S&P 500, Nasdaq end at records as technology shares gain; Nikkei, HangSeng index down

The S&P 500 and Nasdaq added to records Tuesday, with technology shares leading the way following strong earnings from Netflix.

The tech-rich Nasdaq ended at a record for the third straight session, gaining 0.7 percent to reach 7,460.29 at the closing bell.

The broad-based S&P 500 also finished at a the third straight all-time high, gaining 0.2 percent to 2,839.13. But the Dow Jones Industrial Average dropped a hair to 26,210.81.

The latest records come amid a corporate earnings reporting season that has featured expectations for higher profits in the wake of US tax cuts enacted in December.

“What we're really seeing is confidence build from companies and from consumers,” said Maris Ogg of Tower Bridge Associates.

Netflix was the day's biggest earnings winner among prominent companies, surging 10 percent after reporting better-than-expected gains in its global subscriber base and a quarterly profit that nearly tripled from a year ago.

The results were propelled by popular original programs such including “The Crown” and “Stranger Things.”

The Netflix report also raised confidence in other technology companies that will report results in the coming weeks. Amazon, Facebook and Priceline all gained at least two percent.

But members of the blue-chip Dow index reporting profits had a mixed day, with Travelers surging 5.0 percent, Johnson & Johnson losing 4.3 percent, and Procter & Gamble shedding 3.1 percent. General Electric, which reports Wednesday morning, jumped 4.5 percent.

Kimberly Clark, which makes Kleenex and Huggies paper products, gained 0.8 percent after announcing it would cut up to 5,500 jobs worldwide in a cost-cutting effort.

Toymakers Mattel surged 10.4 percent and Hasbro 4.1 percent. The two companies periodically have been seen as potential merger partners.

Hong Kong stocks dip in opening trade

Hong Kong stocks edged down in early trade on Wednesday after chalking up a string of record highs since last week, with investors cashing profits.

The Hang Seng Index fell 0.10 percent, or 33.49 points, to 32,897.21.
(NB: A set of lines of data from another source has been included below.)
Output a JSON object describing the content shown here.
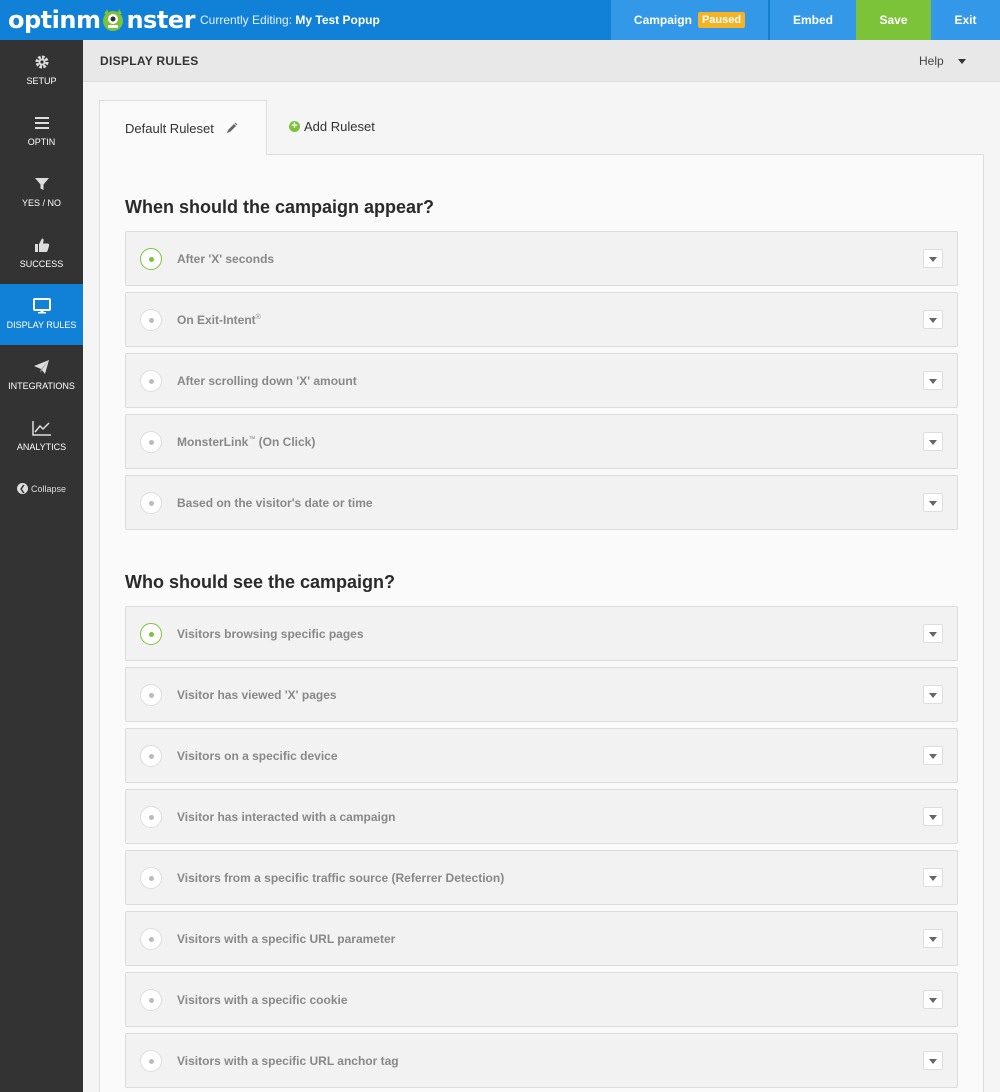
{
  "topbar": {
    "logo_text_a": "optinm",
    "logo_text_b": "nster",
    "editing_prefix": "Currently Editing:",
    "editing_name": "My Test Popup",
    "campaign_label": "Campaign",
    "campaign_status": "Paused",
    "embed_label": "Embed",
    "save_label": "Save",
    "exit_label": "Exit"
  },
  "sidebar": {
    "items": [
      {
        "label": "Setup",
        "icon": "gear-icon"
      },
      {
        "label": "Optin",
        "icon": "menu-icon"
      },
      {
        "label": "Yes / No",
        "icon": "filter-icon"
      },
      {
        "label": "Success",
        "icon": "thumbs-up-icon"
      },
      {
        "label": "Display Rules",
        "icon": "monitor-icon"
      },
      {
        "label": "Integrations",
        "icon": "paper-plane-icon"
      },
      {
        "label": "Analytics",
        "icon": "chart-icon"
      }
    ],
    "collapse_label": "Collapse"
  },
  "header": {
    "title": "DISPLAY RULES",
    "help_label": "Help"
  },
  "tabs": {
    "active_label": "Default Ruleset",
    "add_label": "Add Ruleset"
  },
  "sections": [
    {
      "title": "When should the campaign appear?",
      "rules": [
        {
          "label": "After 'X' seconds",
          "sup": "",
          "enabled": true
        },
        {
          "label": "On Exit-Intent",
          "sup": "®",
          "enabled": false
        },
        {
          "label": "After scrolling down 'X' amount",
          "sup": "",
          "enabled": false
        },
        {
          "label": "MonsterLink",
          "sup": "™",
          "suffix": " (On Click)",
          "enabled": false
        },
        {
          "label": "Based on the visitor's date or time",
          "sup": "",
          "enabled": false
        }
      ]
    },
    {
      "title": "Who should see the campaign?",
      "rules": [
        {
          "label": "Visitors browsing specific pages",
          "sup": "",
          "enabled": true
        },
        {
          "label": "Visitor has viewed 'X' pages",
          "sup": "",
          "enabled": false
        },
        {
          "label": "Visitors on a specific device",
          "sup": "",
          "enabled": false
        },
        {
          "label": "Visitor has interacted with a campaign",
          "sup": "",
          "enabled": false
        },
        {
          "label": "Visitors from a specific traffic source (Referrer Detection)",
          "sup": "",
          "enabled": false
        },
        {
          "label": "Visitors with a specific URL parameter",
          "sup": "",
          "enabled": false
        },
        {
          "label": "Visitors with a specific cookie",
          "sup": "",
          "enabled": false
        },
        {
          "label": "Visitors with a specific URL anchor tag",
          "sup": "",
          "enabled": false
        }
      ]
    }
  ],
  "colors": {
    "brand_blue": "#1180d7",
    "save_green": "#7cc33a",
    "paused_badge": "#f5b323",
    "sidebar_bg": "#333333"
  }
}
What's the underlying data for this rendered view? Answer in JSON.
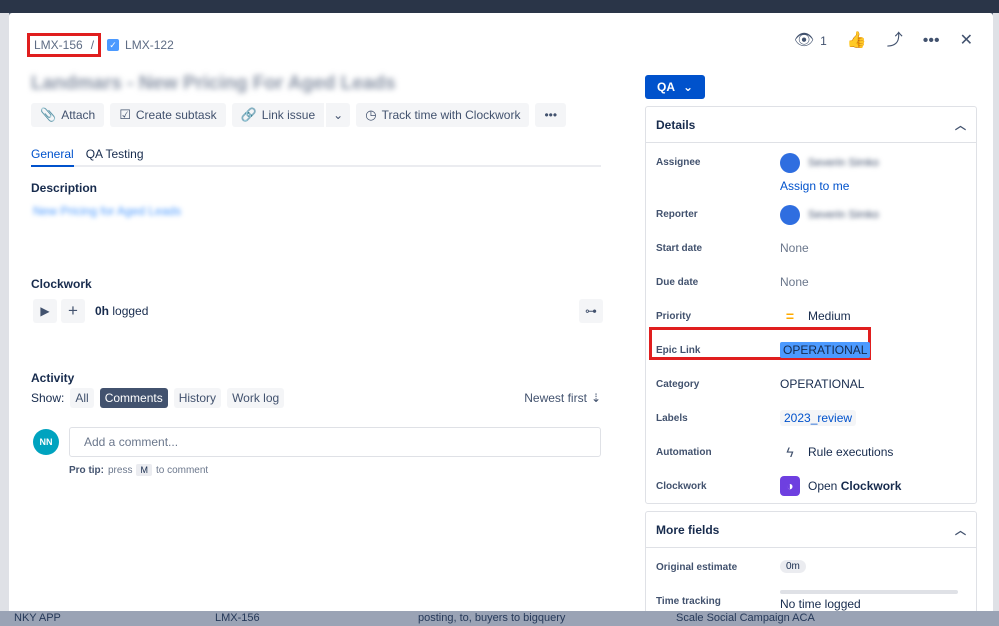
{
  "breadcrumb": {
    "parent_key": "LMX-156",
    "separator": "/",
    "child_key": "LMX-122"
  },
  "toolbar": {
    "watch_count": "1",
    "watch_icon": "eye-icon",
    "like_icon": "thumbs-up-icon",
    "share_icon": "share-icon",
    "more_icon": "more-icon",
    "close_icon": "close-icon"
  },
  "issue": {
    "title": "Landmars - New Pricing For Aged Leads"
  },
  "actions": {
    "attach": "Attach",
    "create_subtask": "Create subtask",
    "link_issue": "Link issue",
    "track_time": "Track time with Clockwork"
  },
  "tabs": [
    {
      "label": "General"
    },
    {
      "label": "QA Testing"
    }
  ],
  "description": {
    "heading": "Description",
    "text": "New Pricing for Aged Leads"
  },
  "clockwork": {
    "heading": "Clockwork",
    "logged_value": "0h",
    "logged_label": "logged"
  },
  "activity": {
    "heading": "Activity",
    "show_label": "Show:",
    "filters": [
      "All",
      "Comments",
      "History",
      "Work log"
    ],
    "active_filter": "Comments",
    "sort": "Newest first",
    "avatar_initials": "NN",
    "comment_placeholder": "Add a comment...",
    "protip_label": "Pro tip:",
    "protip_press": "press",
    "protip_key": "M",
    "protip_suffix": "to comment"
  },
  "status": {
    "label": "QA"
  },
  "details": {
    "heading": "Details",
    "assignee_label": "Assignee",
    "assignee_name": "Severin Simko",
    "assign_to_me": "Assign to me",
    "reporter_label": "Reporter",
    "reporter_name": "Severin Simko",
    "start_date_label": "Start date",
    "start_date_value": "None",
    "due_date_label": "Due date",
    "due_date_value": "None",
    "priority_label": "Priority",
    "priority_value": "Medium",
    "priority_color": "#ffab00",
    "epic_link_label": "Epic Link",
    "epic_link_value": "OPERATIONAL",
    "category_label": "Category",
    "category_value": "OPERATIONAL",
    "labels_label": "Labels",
    "labels_value": "2023_review",
    "automation_label": "Automation",
    "automation_value": "Rule executions",
    "clockwork_label": "Clockwork",
    "clockwork_open": "Open",
    "clockwork_name": "Clockwork"
  },
  "more_fields": {
    "heading": "More fields",
    "original_estimate_label": "Original estimate",
    "original_estimate_value": "0m",
    "time_tracking_label": "Time tracking",
    "time_tracking_value": "No time logged"
  },
  "background": {
    "row1": "LMX-156",
    "row2": "posting, to, buyers to bigquery",
    "row3": "Scale Social Campaign ACA",
    "row4": "NKY APP"
  },
  "colors": {
    "accent": "#0052cc",
    "highlight_border": "#e01e1e",
    "epic_tag": "#4c9aff"
  }
}
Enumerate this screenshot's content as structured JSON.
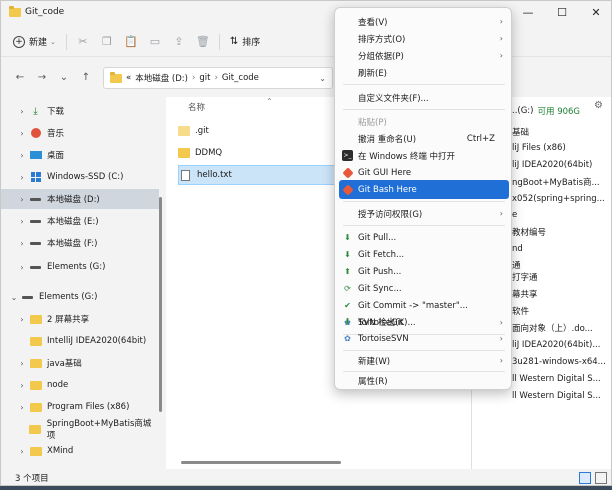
{
  "window": {
    "title": "Git_code",
    "controls": [
      "—",
      "☐",
      "✕"
    ]
  },
  "toolbar": {
    "new_label": "新建",
    "sort_label": "排序"
  },
  "address": {
    "prefix": "«",
    "crumbs": [
      "本地磁盘 (D:)",
      "git",
      "Git_code"
    ]
  },
  "nav": {
    "items": [
      {
        "label": "下载",
        "icon": "download-icon"
      },
      {
        "label": "音乐",
        "icon": "music-icon"
      },
      {
        "label": "桌面",
        "icon": "desktop-icon"
      },
      {
        "label": "Windows-SSD (C:)",
        "icon": "windows-drive-icon"
      },
      {
        "label": "本地磁盘 (D:)",
        "icon": "drive-icon",
        "selected": true
      },
      {
        "label": "本地磁盘 (E:)",
        "icon": "drive-icon"
      },
      {
        "label": "本地磁盘 (F:)",
        "icon": "drive-icon"
      },
      {
        "label": "Elements (G:)",
        "icon": "drive-icon"
      },
      {
        "label": "Elements (G:)",
        "icon": "drive-icon",
        "expanded": true
      },
      {
        "label": "2 屏幕共享",
        "icon": "folder-icon"
      },
      {
        "label": "IntelliJ IDEA2020(64bit)",
        "icon": "folder-icon"
      },
      {
        "label": "java基础",
        "icon": "folder-icon"
      },
      {
        "label": "node",
        "icon": "folder-icon"
      },
      {
        "label": "Program Files (x86)",
        "icon": "folder-icon"
      },
      {
        "label": "SpringBoot+MyBatis商城项",
        "icon": "folder-icon"
      },
      {
        "label": "XMind",
        "icon": "folder-icon"
      }
    ]
  },
  "content": {
    "column_name": "名称",
    "files": [
      {
        "name": ".git",
        "type": "folder-faded"
      },
      {
        "name": "DDMQ",
        "type": "folder"
      },
      {
        "name": "hello.txt",
        "type": "text",
        "selected": true
      }
    ]
  },
  "details": {
    "drive_label": "..(G:)",
    "free_label": "可用 906G",
    "items": [
      "基础",
      "liJ Files (x86)",
      "liJ IDEA2020(64bit)",
      "ngBoot+MyBatis商...",
      "x052(spring+spring...",
      "e",
      "教材编号",
      "nd",
      "通",
      "",
      "打字通",
      "幕共享",
      "软件",
      "面向对象（上）.do...",
      "liJ IDEA2020(64bit)...",
      "3u281-windows-x64...",
      "ll Western Digital S...",
      "ll Western Digital S..."
    ]
  },
  "status": {
    "count": "3 个项目"
  },
  "context_menu": {
    "items": [
      {
        "label": "查看(V)",
        "arrow": true
      },
      {
        "label": "排序方式(O)",
        "arrow": true
      },
      {
        "label": "分组依据(P)",
        "arrow": true
      },
      {
        "label": "刷新(E)"
      },
      {
        "sep": true
      },
      {
        "label": "自定义文件夹(F)..."
      },
      {
        "sep": true
      },
      {
        "label": "粘贴(P)",
        "disabled": true
      },
      {
        "label": "撤消 重命名(U)",
        "shortcut": "Ctrl+Z"
      },
      {
        "label": "在 Windows 终端 中打开",
        "icon": "terminal-icon"
      },
      {
        "label": "Git GUI Here",
        "icon": "git-gui-icon"
      },
      {
        "label": "Git Bash Here",
        "icon": "git-bash-icon",
        "highlight": true
      },
      {
        "sep": true
      },
      {
        "label": "授予访问权限(G)",
        "arrow": true
      },
      {
        "sep": true
      },
      {
        "label": "Git Pull...",
        "icon": "git-pull-icon"
      },
      {
        "label": "Git Fetch...",
        "icon": "git-fetch-icon"
      },
      {
        "label": "Git Push...",
        "icon": "git-push-icon"
      },
      {
        "label": "Git Sync...",
        "icon": "git-sync-icon"
      },
      {
        "label": "Git Commit -> \"master\"...",
        "icon": "git-commit-icon"
      },
      {
        "label": "TortoiseGit",
        "icon": "tortoisegit-icon",
        "arrow": true
      },
      {
        "sep": true
      },
      {
        "label": "SVN 检出(K)...",
        "icon": "svn-checkout-icon"
      },
      {
        "label": "TortoiseSVN",
        "icon": "tortoisesvn-icon",
        "arrow": true
      },
      {
        "sep": true
      },
      {
        "label": "新建(W)",
        "arrow": true
      },
      {
        "sep": true
      },
      {
        "label": "属性(R)"
      }
    ]
  },
  "colors": {
    "highlight": "#1f6fd6",
    "folder": "#f2c94c",
    "selection": "#cce4f7",
    "nav_selected": "#cfd6de"
  }
}
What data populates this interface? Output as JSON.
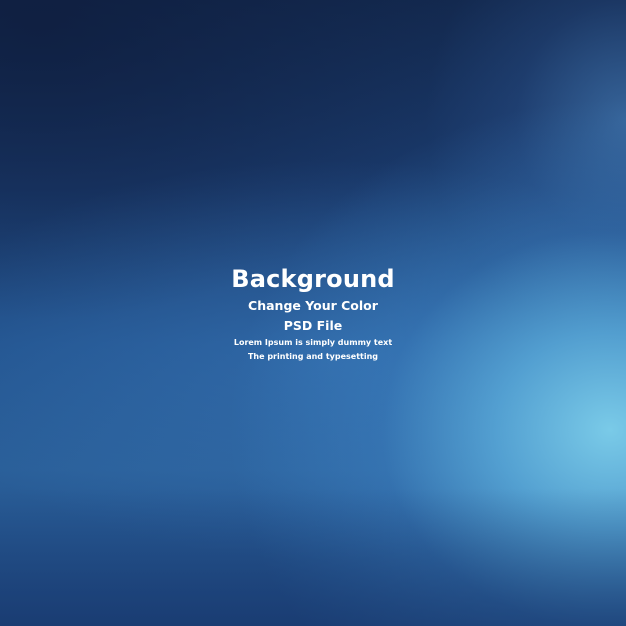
{
  "background": {
    "colors": {
      "dark_navy": "#13294f",
      "mid_blue": "#23548f",
      "light_blue_glow": "#7ed0ec"
    }
  },
  "text": {
    "title": "Background",
    "line1": "Change Your Color",
    "line2": "PSD File",
    "line3": "Lorem Ipsum is simply dummy text",
    "line4": "The printing and typesetting"
  }
}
The benchmark Shanghai Composite Index rose 0.20 percent, or 6.98 points, to 3,553.48 but the Shenzhen Composite Index, which tracks stocks on China's second exchange, edged down 0.10 percent, or 1.87 points, to 1,949.12.

Tokyo stocks open lower as yen firms

Tokyo stocks opened lower on Wednesday despite rallies on Wall Street as Japanese exporters were weighed down by a stronger yen against the dollar.

The benchmark Nikkei 225 index lost 0.40 percent or 97.32 points to 24,026.83 in early trade while the broader Topix index was down 0.30 percent or 5.69 points at 1,905.38.

The dollar fetched 110.16 yen in early Asian trade, down from 110.32 yen in New York due partly to worries over US protectionism as Canadian, US and Mexican negotiators kicked off a fresh round of talks on the NAFTA free trade pact sealed in 1994.

“The Japanese market is seen dominated by selling as the yen strengthened against the dollar,” Okasan Online Securities said in a commentary.

“But shares may move into positive territory as investors' risk-on sentiment has been strengthening,” it added.

Sony dropped 3.15 percent to 5,550 yen after a brokerage firm downgraded its outlook on the stock.

Toyota was down 0.59 percent to 7,694 yen and Nissan was down 0.12 percent at 1,174.5 percent but their smaller rival Mazda was up 0.22 percent at 1,590 yen after a report said it plans to make electric vehicles with major Chinese automaker Changan Automobile.

In New York, all three major indices closed at records amid a corporate earnings reporting season that has featured expectations for higher profits.